On Saturday, Stephen Curry chucked in 49 points and looked the part of a former unanimous MVP, leading the Dubs to a stirring 109-105 win over the Boston Celtics, despite the best efforts of a laser-focused, ultra-efficient Kyrie Irving. Boston, perhaps looking at a Finals appearance, was dialed in, executing its game plan as well as anyone has all year against the Warriors.
And Golden State was still too much for the Celtics.
It's not hard to spot the outlier when you compare that effort—which mirrored so many we've seen from the reigning champs over the last three-plus seasons—to the roll-over job the Warriors pulled in Utah on Tuesday.
"I think our guys will tell you that was a pathetic effort out there," Warriors head coach Steve Kerr told ESPN's Chris Haynes following the 129-99 debacle. "That was disgusting basketball."
"We just didn't start out the game with any force defensively," he continued, noting a trend that has plagued Golden State all year. "We weren't staying into bodies, they were just stopping behind screens, we were lazy on our switches. We played with no sense of urgency, no sense of purpose, and they're obviously fighting for the playoffs."

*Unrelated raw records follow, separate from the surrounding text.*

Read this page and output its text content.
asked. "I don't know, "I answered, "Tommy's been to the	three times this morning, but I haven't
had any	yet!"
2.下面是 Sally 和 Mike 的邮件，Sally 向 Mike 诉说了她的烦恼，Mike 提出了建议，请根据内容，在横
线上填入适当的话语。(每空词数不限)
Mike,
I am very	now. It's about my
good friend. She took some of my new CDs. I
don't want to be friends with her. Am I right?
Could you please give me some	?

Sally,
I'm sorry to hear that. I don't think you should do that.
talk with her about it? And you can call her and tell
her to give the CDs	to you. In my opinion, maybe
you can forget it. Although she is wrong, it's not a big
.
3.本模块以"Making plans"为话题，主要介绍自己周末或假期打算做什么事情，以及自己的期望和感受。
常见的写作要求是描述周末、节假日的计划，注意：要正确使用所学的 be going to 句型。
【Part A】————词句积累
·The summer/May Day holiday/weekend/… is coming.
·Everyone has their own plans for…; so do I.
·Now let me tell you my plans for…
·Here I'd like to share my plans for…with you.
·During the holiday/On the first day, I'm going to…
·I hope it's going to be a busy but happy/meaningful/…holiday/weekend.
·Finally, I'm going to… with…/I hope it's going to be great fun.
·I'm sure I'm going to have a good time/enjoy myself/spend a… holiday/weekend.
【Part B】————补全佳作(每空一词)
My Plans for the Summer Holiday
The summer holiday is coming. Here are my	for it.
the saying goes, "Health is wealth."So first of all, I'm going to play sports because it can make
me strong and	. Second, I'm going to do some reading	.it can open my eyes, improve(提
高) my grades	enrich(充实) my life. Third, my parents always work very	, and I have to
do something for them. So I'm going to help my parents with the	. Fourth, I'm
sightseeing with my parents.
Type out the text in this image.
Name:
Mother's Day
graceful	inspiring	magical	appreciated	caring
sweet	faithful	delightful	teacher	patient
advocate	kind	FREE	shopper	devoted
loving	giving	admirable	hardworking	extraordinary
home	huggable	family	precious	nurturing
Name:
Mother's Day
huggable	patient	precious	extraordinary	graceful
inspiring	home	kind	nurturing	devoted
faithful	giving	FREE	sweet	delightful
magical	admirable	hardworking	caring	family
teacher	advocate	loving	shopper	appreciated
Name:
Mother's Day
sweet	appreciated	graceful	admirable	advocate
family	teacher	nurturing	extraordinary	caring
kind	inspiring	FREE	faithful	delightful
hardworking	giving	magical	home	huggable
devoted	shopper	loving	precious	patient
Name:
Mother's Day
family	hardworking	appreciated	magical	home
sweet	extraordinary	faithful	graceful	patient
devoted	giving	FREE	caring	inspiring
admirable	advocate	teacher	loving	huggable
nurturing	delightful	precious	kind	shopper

The Utah game is the throwaway result—one that deserves to be scrapped because it's not indicative of Golden State's actual talent. If anything, it points to the team's well-earned self-assuredness. After two rings and more than a half-season of dominance this year, it's hard to get up for the Jazz on the road.
That said, more duds like the one in Utah and it won't matter how many Rockets are hurt. The Warriors will slip.
Stats courtesy of Basketball Reference, Cleaning the Glass or NBA.com unless otherwise specified. Accurate through games played Thursday, Feb. 1.